Читаем Повести моей жизни. Том 2 полностью

— «Троглодитов»? — воскликнул я, повторяя непроизвольно кличку, данную Клеменцем этому кружку по причине неизвестности квартир его членов никому постороннему. 

— Да. В программу его входят: деятельность в народе путем пропаганды, агитации и деятельность по способу Вильгельма Телля на равных правах с народническим способом пропаганды. Хочешь войти и ты? 

— Да! — ответил я решительно. — Ведь кружок, основанный нами после освобождения из заключения, теперь рассеялся и я свободен, а «троглодиты» мне всегда очень нравились. 

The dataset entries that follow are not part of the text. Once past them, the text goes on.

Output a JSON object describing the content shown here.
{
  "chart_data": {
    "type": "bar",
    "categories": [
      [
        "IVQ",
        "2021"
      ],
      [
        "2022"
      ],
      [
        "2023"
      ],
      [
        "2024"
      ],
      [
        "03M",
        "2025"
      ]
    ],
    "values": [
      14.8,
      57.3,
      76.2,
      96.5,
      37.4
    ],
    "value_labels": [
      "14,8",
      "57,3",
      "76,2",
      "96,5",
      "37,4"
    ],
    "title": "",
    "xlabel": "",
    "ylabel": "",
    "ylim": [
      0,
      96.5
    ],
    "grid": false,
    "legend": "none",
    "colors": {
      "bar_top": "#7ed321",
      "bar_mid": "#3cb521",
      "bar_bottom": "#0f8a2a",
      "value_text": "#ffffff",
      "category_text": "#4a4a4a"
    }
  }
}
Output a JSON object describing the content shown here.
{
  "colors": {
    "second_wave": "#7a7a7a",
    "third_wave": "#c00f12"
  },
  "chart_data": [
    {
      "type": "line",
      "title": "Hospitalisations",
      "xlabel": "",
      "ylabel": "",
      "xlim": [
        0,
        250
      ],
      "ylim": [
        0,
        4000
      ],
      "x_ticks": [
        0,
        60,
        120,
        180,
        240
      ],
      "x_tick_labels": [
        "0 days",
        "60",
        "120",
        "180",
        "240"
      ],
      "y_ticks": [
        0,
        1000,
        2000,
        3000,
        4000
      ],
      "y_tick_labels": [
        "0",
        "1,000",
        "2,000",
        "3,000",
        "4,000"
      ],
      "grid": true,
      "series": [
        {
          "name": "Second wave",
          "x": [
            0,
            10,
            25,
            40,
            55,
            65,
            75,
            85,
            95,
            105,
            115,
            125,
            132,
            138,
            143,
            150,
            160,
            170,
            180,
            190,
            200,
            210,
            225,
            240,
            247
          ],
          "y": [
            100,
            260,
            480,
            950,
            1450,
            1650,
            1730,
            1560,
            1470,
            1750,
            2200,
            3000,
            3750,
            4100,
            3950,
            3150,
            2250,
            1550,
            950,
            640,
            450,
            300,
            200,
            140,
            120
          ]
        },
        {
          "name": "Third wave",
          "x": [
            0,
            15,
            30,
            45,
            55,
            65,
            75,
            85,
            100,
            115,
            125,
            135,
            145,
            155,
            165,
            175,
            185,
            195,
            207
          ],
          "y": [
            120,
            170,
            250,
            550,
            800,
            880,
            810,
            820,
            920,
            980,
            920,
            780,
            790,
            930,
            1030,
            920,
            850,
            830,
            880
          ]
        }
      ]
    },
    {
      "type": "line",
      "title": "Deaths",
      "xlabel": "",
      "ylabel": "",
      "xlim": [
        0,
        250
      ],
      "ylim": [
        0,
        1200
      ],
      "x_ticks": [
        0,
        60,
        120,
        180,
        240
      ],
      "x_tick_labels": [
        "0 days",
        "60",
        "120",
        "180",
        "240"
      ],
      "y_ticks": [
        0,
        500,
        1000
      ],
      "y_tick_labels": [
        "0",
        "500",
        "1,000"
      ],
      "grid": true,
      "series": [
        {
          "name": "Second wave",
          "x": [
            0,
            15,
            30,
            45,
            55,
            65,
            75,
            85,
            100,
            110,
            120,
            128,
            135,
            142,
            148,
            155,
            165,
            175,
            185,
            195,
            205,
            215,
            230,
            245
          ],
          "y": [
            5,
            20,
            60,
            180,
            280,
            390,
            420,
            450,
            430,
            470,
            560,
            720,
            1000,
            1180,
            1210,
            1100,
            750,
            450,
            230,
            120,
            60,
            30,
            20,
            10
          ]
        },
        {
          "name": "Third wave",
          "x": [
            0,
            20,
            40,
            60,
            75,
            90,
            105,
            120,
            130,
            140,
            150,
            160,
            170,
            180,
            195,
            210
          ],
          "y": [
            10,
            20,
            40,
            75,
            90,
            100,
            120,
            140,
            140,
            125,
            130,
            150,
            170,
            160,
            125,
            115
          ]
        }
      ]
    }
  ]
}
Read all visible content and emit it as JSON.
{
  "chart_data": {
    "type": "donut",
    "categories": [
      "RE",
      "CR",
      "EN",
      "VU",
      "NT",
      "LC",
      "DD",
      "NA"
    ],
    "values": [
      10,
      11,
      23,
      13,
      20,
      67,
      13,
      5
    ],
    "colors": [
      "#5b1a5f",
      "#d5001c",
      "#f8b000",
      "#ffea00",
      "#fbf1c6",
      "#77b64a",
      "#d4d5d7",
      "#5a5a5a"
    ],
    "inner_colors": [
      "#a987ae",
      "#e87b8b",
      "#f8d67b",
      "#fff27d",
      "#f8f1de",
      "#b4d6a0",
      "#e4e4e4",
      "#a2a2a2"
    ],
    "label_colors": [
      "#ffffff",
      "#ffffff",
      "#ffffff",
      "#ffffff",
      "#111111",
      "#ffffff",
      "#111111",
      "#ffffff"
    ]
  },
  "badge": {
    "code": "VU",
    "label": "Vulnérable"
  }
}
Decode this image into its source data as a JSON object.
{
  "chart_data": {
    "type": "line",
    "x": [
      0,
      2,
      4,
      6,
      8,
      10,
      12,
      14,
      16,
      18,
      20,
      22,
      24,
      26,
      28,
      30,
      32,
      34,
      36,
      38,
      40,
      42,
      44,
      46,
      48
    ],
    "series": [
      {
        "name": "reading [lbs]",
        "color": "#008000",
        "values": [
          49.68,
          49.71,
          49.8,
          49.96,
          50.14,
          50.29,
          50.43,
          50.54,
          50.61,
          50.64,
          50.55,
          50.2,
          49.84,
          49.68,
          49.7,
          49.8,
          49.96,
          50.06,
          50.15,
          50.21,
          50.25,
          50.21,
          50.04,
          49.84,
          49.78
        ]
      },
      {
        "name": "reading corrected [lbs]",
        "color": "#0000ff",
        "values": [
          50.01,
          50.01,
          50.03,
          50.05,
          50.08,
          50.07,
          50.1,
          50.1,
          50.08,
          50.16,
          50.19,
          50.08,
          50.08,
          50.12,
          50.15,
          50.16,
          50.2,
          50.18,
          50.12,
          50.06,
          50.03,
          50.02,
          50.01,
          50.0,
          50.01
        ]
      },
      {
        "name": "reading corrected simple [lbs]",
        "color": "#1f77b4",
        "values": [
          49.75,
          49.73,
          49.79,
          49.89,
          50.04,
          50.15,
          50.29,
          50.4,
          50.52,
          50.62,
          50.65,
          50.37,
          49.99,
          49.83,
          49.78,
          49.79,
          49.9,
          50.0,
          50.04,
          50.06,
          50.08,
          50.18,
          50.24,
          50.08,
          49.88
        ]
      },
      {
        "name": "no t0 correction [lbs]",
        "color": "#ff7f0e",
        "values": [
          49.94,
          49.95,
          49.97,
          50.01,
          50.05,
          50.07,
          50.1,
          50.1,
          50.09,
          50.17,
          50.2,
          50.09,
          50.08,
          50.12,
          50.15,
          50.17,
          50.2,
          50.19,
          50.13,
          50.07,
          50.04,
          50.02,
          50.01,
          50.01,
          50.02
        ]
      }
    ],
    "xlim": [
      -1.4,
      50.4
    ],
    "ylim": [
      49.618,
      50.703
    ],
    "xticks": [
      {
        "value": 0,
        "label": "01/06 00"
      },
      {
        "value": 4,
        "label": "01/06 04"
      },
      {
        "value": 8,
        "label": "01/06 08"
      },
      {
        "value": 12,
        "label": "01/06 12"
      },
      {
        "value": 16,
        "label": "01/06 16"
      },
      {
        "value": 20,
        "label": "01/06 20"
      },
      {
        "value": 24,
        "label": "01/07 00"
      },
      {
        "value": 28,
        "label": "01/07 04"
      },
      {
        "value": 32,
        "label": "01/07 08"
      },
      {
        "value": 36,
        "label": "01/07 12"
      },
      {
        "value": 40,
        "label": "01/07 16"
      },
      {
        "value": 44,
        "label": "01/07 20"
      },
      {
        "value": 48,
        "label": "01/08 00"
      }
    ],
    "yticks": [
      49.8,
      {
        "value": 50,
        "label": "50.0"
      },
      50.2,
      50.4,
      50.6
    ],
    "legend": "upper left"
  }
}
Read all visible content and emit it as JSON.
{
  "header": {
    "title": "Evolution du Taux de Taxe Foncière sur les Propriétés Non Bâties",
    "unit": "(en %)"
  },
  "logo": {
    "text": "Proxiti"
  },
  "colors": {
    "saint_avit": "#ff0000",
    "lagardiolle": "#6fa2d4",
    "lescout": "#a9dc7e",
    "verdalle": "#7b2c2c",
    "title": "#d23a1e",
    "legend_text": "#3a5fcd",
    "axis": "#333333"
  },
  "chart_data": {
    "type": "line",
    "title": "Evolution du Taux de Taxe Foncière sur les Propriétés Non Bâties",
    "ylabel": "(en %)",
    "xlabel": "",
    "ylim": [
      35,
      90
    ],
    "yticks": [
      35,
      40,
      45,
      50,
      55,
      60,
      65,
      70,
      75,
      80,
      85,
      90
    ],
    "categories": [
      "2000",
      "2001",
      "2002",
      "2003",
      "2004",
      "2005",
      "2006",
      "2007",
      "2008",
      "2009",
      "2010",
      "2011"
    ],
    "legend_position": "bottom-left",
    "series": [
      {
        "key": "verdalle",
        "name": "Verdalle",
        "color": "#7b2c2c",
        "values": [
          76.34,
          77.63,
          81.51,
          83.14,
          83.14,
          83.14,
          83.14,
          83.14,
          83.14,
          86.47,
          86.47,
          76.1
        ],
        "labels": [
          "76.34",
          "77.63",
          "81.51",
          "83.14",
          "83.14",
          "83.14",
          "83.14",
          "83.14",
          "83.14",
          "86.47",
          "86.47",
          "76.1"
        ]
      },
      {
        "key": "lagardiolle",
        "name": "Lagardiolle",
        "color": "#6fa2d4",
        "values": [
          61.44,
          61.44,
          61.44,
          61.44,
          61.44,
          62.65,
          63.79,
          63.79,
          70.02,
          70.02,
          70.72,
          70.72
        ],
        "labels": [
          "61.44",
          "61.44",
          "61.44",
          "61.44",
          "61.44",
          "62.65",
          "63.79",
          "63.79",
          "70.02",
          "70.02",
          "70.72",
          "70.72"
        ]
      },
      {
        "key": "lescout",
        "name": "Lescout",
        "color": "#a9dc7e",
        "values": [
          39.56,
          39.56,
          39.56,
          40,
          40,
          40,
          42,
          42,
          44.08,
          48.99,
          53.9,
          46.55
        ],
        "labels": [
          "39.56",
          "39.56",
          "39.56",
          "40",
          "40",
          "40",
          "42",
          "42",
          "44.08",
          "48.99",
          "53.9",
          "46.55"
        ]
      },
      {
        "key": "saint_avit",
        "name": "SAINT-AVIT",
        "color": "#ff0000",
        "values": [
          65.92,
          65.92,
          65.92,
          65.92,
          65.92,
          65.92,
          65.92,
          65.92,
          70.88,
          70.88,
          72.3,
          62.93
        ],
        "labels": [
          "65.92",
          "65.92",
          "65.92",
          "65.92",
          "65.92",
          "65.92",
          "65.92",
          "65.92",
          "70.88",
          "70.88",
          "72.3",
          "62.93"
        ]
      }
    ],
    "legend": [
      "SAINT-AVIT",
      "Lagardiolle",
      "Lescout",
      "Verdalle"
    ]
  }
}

— А вы хотите? — обратился он к Ольге. 

— Тоже. 

— И Перовская согласна! — дополнил Кравчинский. — Значит, ряды пополнены! 

Мы все трое возвратились обратно. 

— Они присоединяются к нам! — громко сказал Кравчинский оставшемуся в комнате Александру Михайлову. 

Тот подошел к нам, крепко пожал обоим руки и поцеловал меня. 

— Теперь, — сказал он, улыбаясь, — вам нужно только прочесть наш устав и дать слово подчиняться ему. Вас обоих мы уже давно голосовали без вашего ведома и единогласно решили принять, как только вы выразите согласие. Но я вас предупреждаю, что устав требует от всякого входящего отдать в распоряжение общества всю свою жизнь и все свое имущество. 

— Это и хорошо! — ответил я за нас обоих. 

— Итак, — сказал Кравчинский, — отныне нет более «троглодитов»! Мы в память Чернышевского и его погибших в Сибири товарищей будем называться, как и наш журнал: «Земля и воля»!

XV. «ЗЕМЛЯ И ВОЛЯ»[66]

1. В редакторском звании

— Ну что же? — спешно спросил меня Александр Михайлов, которого после Кравчинского любил я более всех среди моих товарищей за его беспредельную самоотверженность. — Скоро вы окончите редактирование первого номера? 

Вопрос шел о задуманном нами свободном журнале «Земля и воля». Он должен был печататься в нашей тайной типографии, в устройстве которой Михайлов принимал деятельное участие. 

— Уже все готово! — ответил я ему. — Кравчинский написал чрезвычайно поэтическую статью, начинающуюся словами... Впрочем, нет, я лучше прочту тебе конец ее целиком. 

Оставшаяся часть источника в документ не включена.